Puis vint le temps de la tectonique et de l’affrontement des plaques. Les Alpes sont nées de la collision entre les plaques Eurasie et Afrique, de 50 à 10 millions d’années. En s’encastrant sous la seconde, « le matériel de la mer alpine » émerge et crée des reliefs. En profondeur se produisent d’innombrables failles, cassures, plis…
Enfin, plus récemment (pendant les deux derniers millions d’années), vint le temps de l’érosion par une trentaine de grands glaciers. C’est à cette période que se sont fabriqués nos paysages actuels, creusées nos vallées, rabotés nos cols.
C’est sur les dépôts sédimentaires de la Mer alpine que s’est créée la vie d’alpage. Gilles De Broucker choisit des images très parlantes pour expliquer les grands bouleversements à l’origine de nos paysages alpins. « Entre Chamonix et Grenoble, on peut imaginer la formation des paysages comme des ascenseurs d’immeubles. Quand les massifs de Belledonne et du Mont blanc sont sortis de terre, repoussant sur le côté les sédiments de Chartreuse et des Bauges, le Mont blanc est monté au 10ème étage, Belledonne au 7ème et le nord du Beaufortain, coincé entre les deux, de Beaufort et Mégève, n’a pu atteindre que le 4ème ! »

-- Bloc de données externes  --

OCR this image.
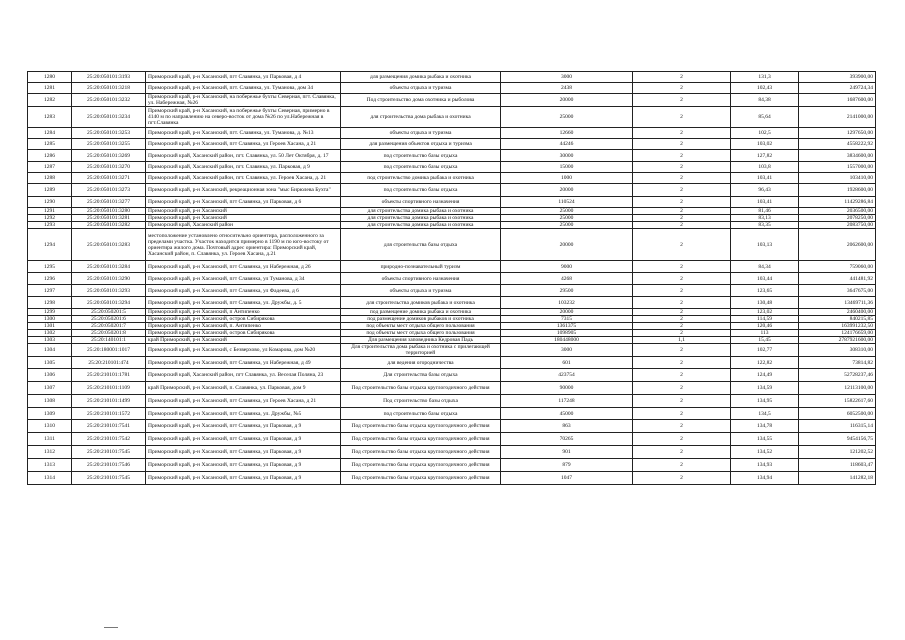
1280	25:20:050101:3193	Приморский край, р-н Хасанский, пгт Славянка, ул Парковая, д 4	для размещения домика рыбака и охотника	3000	2	131,3	393900,00
1281	25:20:050101:3218	Приморский край, р-н Хасанский, пгт. Славянка, ул. Тумановa, дом 34	объекты отдыха и туризма	2438	2	102,43	249724,34
1282	25:20:050101:3232	Приморский край, р-н Хасанский, на побережье бухты Северная, пгт. Славянка, ул. Набережная, №26	Под строительство дома охотника и рыболова	20000	2	84,38	1687600,00
1283	25:20:050101:3234	Приморский край, р-н Хасанский, на побережье бухты Северная, примерно в 4140 м по направлению на северо-восток от дома №26 по ул.Набережная в пгт.Славянка	для строительства дома рыбака и охотника	25000	2	85,64	2141000,00
1284	25:20:050101:3253	Приморский край, р-н Хасанский, пгт. Славянка, ул. Туманова, д. №13	объекты отдыха и туризма	12660	2	102,5	1297650,00
1285	25:20:050101:3255	Приморский край, р-н Хасанский, пгт Славянка, ул Героев Хасана, д 21	для размещения объектов отдыха и туризма	44246	2	103,02	4558222,92
1286	25:20:050101:3269	Приморский край, Хасанский район, пгт. Славянка, ул. 50 Лет Октября, д. 17	под строительство базы отдыха	30000	2	127,82	3834600,00
1287	25:20:050101:3270	Приморский край, Хасанский район, пгт. Славянка, ул. Парковая, д 9	под строительство базы отдыха	15000	2	103,8	1557000,00
1288	25:20:050101:3271	Приморский край, Хасанский район, пгт. Славянка, ул. Героев Хасана, д. 21	под строительство домика рыбака и охотника	1000	2	103,41	103410,00
1289	25:20:050101:3273	Приморский край, р-н Хасанский, рекреационная зона "мыс Бирюлева Бухта"	под строительство базы отдыха	20000	2	96,43	1928600,00
1290	25:20:050101:3277	Приморский край, р-н Хасанский, пгт Славянка, ул Парковая, д 6	объекты спортивного назначения	110524	2	103,41	11429286,84
1291	25:20:050101:3280	Приморский край, р-н Хасанский	для строительства домика рыбака и охотника	25000	2	81,46	2036500,00
1292	25:20:050101:3281	Приморский край, р-н Хасанский	для строительства домика рыбака и охотника	25000	2	83,13	2078250,00
1293	25:20:050101:3282	Приморский край, Хасанский район	для строительства домика рыбака и охотника	25000	2	83,35	2083750,00
1294	25:20:050101:3283	местоположение установлено относительно ориентира, расположенного за пределами участка. Участок находится примерно в 1190 м по юго-востоку от ориентира жилого дома. Почтовый адрес ориентира: Приморский край, Хасанский район, п. Славянка, ул. Героев Хасана, д.21	для строительства базы отдыха	20000	2	103,13	2062600,00
1295	25:20:050101:3284	Приморский край, р-н Хасанский, пгт Славянка, ул Набережная, д 26	природно-познавательный туризм	9000	2	84,34	759060,00
1296	25:20:050101:3290	Приморский край, р-н Хасанский, пгт Славянка, ул Туманова, д 34	объекты спортивного назначения	4268	2	103,44	441481,92
1297	25:20:050101:3293	Приморский край, р-н Хасанский, пгт Славянка, ул Фадеева, д 6	объекты отдыха и туризма	29500	2	123,65	3647675,00
1298	25:20:050101:3294	Приморский край, р-н Хасанский, пгт Славянка, ул. Дружбы, д. 5	для строительства домиков рыбака и охотника	103232	2	130,48	13469711,36
1299	25:20:050201:5	Приморский край, р-н Хасанский, п Антипенко	под размещение домика рыбака и охотника	20000	2	123,02	2460400,00
1300	25:20:050201:6	Приморский край, р-н Хасанский, остров Сибирякова	под размещение домиков рыбаков и охотника	7315	2	114,59	840215,85
1301	25:20:050201:7	Приморский край, р-н Хасанский, п. Антипенко	под объекты мест отдыха общего пользования	1361375	2	120,46	163991232,50
1302	25:20:050201:8	Приморский край, р-н Хасанский, остров Сибирякова	под объекты мест отдыха общего пользования	1098905	2	113	124176659,00
1303	25:20:140101:1	край Приморский, р-н Хасанский	Для размещения заповедника Кедровая Падь	180448000	1,1	15,45	2787921600,00
1304	25:20:180001:1017	Приморский край, р-н Хасанский, с Безверхово, ул Комарова, дом №20	Для строительства дома рыбака и охотника с прилегающей территорией	3000	2	102,77	308310,00
1305	25:20:210101:474	Приморский край, р-н Хасанский, пгт Славянка, ул Набережная, д 49	для ведения огородничества	601	2	122,82	73814,82
1306	25:20:210101:1781	Приморский край, Хасанский район, пгт Славянка, ул. Веселая Поляна, 23	Для строительства базы отдыха	423754	2	124,49	52728237,46
1307	25:20:210101:1109	край Приморский, р-н Хасанский, п. Славянка, ул. Парковая, дом 9	Под строительство базы отдыха круглогодичного действия	90000	2	134,59	12113100,00
1308	25:20:210101:1499	Приморский край, р-н Хасанский, пгт Славянка, ул Героев Хасана, д 21	Под строительство базы отдыха	117248	2	134,95	15822617,60
1309	25:20:210101:1572	Приморский край, р-н Хасанский, пгт Славянка, ул. Дружбы, №5	под строительство базы отдыха	45000	2	134,5	6052500,00
1310	25:20:210101:7541	Приморский край, р-н Хасанский, пгт Славянка, ул Парковая, д 9	Под строительство базы отдыха круглогодичного действия	863	2	134,78	116315,14
1311	25:20:210101:7542	Приморский край, р-н Хасанский, пгт Славянка, ул Парковая, д 9	Под строительство базы отдыха круглогодичного действия	70265	2	134,55	9454156,75
1312	25:20:210101:7545	Приморский край, р-н Хасанский, пгт Славянка, ул Парковая, д 9	Под строительство базы отдыха круглогодичного действия	901	2	134,52	121202,52
1313	25:20:210101:7546	Приморский край, р-н Хасанский, пгт Славянка, ул Парковая, д 9	Под строительство базы отдыха круглогодичного действия	879	2	134,93	118603,47
1314	25:20:210101:7545	Приморский край, р-н Хасанский, пгт Славянка, ул Парковая, д 9	Под строительство базы отдыха круглогодичного действия	1047	2	134,94	141282,18
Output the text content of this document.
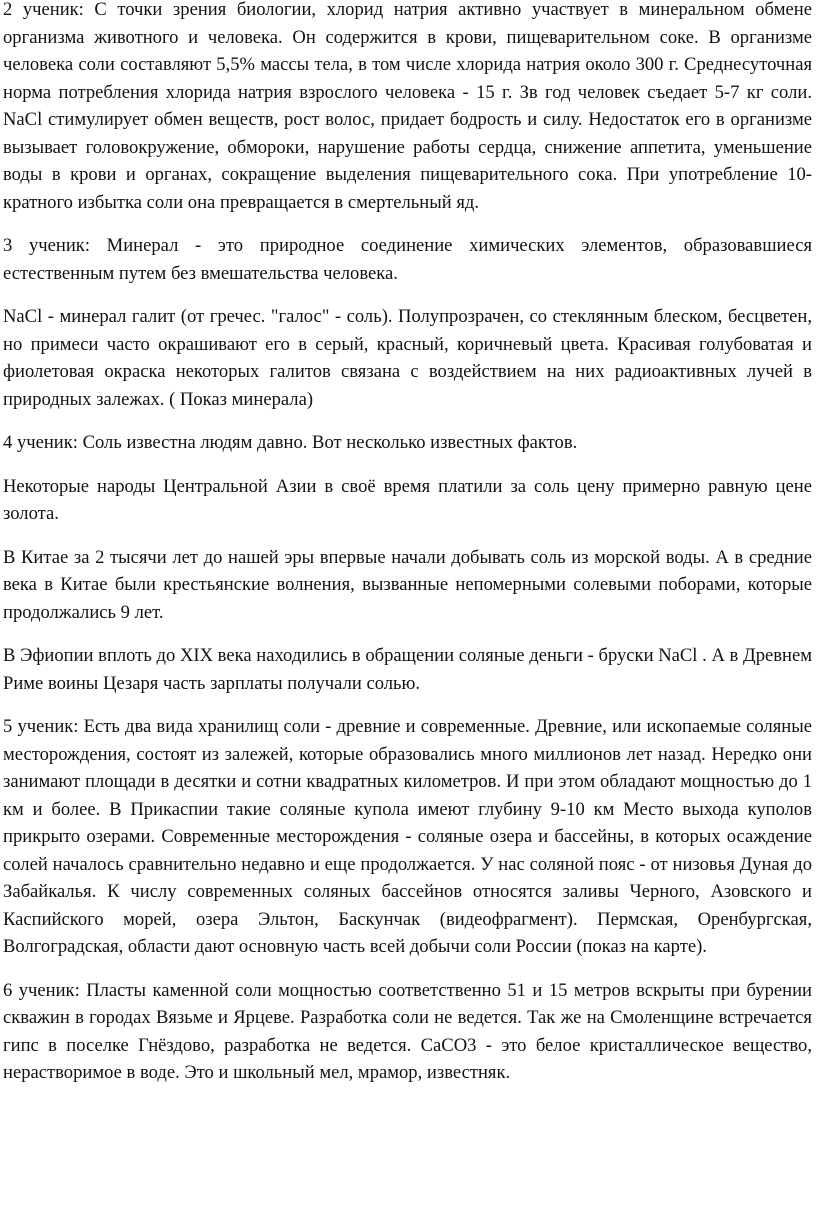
2 ученик: С точки зрения биологии, хлорид натрия активно участвует в минеральном обмене организма животного и человека. Он содержится в крови, пищеварительном соке. В организме человека соли составляют 5,5% массы тела, в том числе хлорида натрия около 300 г. Среднесуточная норма потребления хлорида натрия взрослого человека - 15 г. Зв год человек съедает 5-7 кг соли. NaCl стимулирует обмен веществ, рост волос, придает бодрость и силу. Недостаток его в организме вызывает головокружение, обмороки, нарушение работы сердца, снижение аппетита, уменьшение воды в крови и органах, сокращение выделения пищеварительного сока. При употребление 10-кратного избытка соли она превращается в смертельный яд.

3 ученик: Минерал - это природное соединение химических элементов, образовавшиеся естественным путем без вмешательства человека.

NaCl - минерал галит (от гречес. "галос" - соль). Полупрозрачен, со стеклянным блеском, бесцветен, но примеси часто окрашивают его в серый, красный, коричневый цвета. Красивая голубоватая и фиолетовая окраска некоторых галитов связана с воздействием на них радиоактивных лучей в природных залежах. ( Показ минерала)

4 ученик: Соль известна людям давно. Вот несколько известных фактов.

Некоторые народы Центральной Азии в своё время платили за соль цену примерно равную цене золота.

В Китае за 2 тысячи лет до нашей эры впервые начали добывать соль из морской воды. А в средние века в Китае были крестьянские волнения, вызванные непомерными солевыми поборами, которые продолжались 9 лет.

В Эфиопии вплоть до XIX века находились в обращении соляные деньги - бруски NaCl . А в Древнем Риме воины Цезаря часть зарплаты получали солью.

5 ученик: Есть два вида хранилищ соли - древние и современные. Древние, или ископаемые соляные месторождения, состоят из залежей, которые образовались много миллионов лет назад. Нередко они занимают площади в десятки и сотни квадратных километров. И при этом обладают мощностью до 1 км и более. В Прикаспии такие соляные купола имеют глубину 9-10 км Место выхода куполов прикрыто озерами. Современные месторождения - соляные озера и бассейны, в которых осаждение солей началось сравнительно недавно и еще продолжается. У нас соляной пояс - от низовья Дуная до Забайкалья. К числу современных соляных бассейнов относятся заливы Черного, Азовского и Каспийского морей, озера Эльтон, Баскунчак (видеофрагмент). Пермская, Оренбургская, Волгоградская, области дают основную часть всей добычи соли России (показ на карте).

6 ученик: Пласты каменной соли мощностью соответственно 51 и 15 метров вскрыты при бурении скважин в городах Вязьме и Ярцеве. Разработка соли не ведется. Так же на Смоленщине встречается гипс в поселке Гнёздово, разработка не ведется. СаСО3 - это белое кристаллическое вещество, нерастворимое в воде. Это и школьный мел, мрамор, известняк.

Et c’est une chance pour lui puisque ces mouvements de remontée à une altitude modérée ont limité l’érosion des grands glaciers et lui ont permis de préserver un tapis de roches sédimentaires par-dessus les roches de l’ancienne chaîne de montagnes. Alors qu’en Belledonne et Mont-Blanc, la surrection* plus haute a permis aux grands glaciers de décaper toutes les roches sédimentaires jusqu’à l’os des roches dures de l’ancienne chaîne de montagnes ! Ces roches dures anciennes aux pentes raides ne sont recouvertes que de sols rachitiques (Belledonne par exemple) pour moutons et chamois, alors que le Beaufortain comme les Bauges devenaient le paradis de tendres sédiments où les glaciers ont lentement raboté en pentes douces ces territoires de mer alpine, engendrant une géométrie idéale pour « le plancher des vaches » sur lequel ont pu se développer des sols riches et épais. CQFD !
Revenons à la genèse des terres d’alpages : les sols bruns issus de ces sédiments de la mer alpine sont devenus le lieu idéal pour accueillir tout un cortège floral. Les alpages étaient nés, permettant des milliers d’années plus tard le développement des activités humaines et du pastoralisme dans ces jardins d’altitude.
Les bons fromages de montagne tiennent donc leur goût et leur qualité d’une très vieille histoire de cailloux, de mer alpine et de tectonique des plaques.
Fantastique et passionnant. Si vous voulez en savoir plus vous pouvez toujours faire un tour à la Coopérative de Beaufort où toute cette histoire est mise en scène et racontée avec talent.
Ou, dès cet été, participer à la conférence itinérante et l’une des 32 Géorandos du prochain Géofestival alpin dont c’est la 6ème édition. Vous le ne regretterez pas ! C’est pédagogique, ludique et ça s’adresse à tout le monde, des plus jeunes ou plus anciens, à condition de marcher un tout petit peu, ou parfois un peu plus !
Rendez-vous au Géofestival du 19 juillet au 2 aout entre Chamonix et Courmayeur !
surrection : Soulèvement lent et progressif d’une zone de l’écorce terrestre.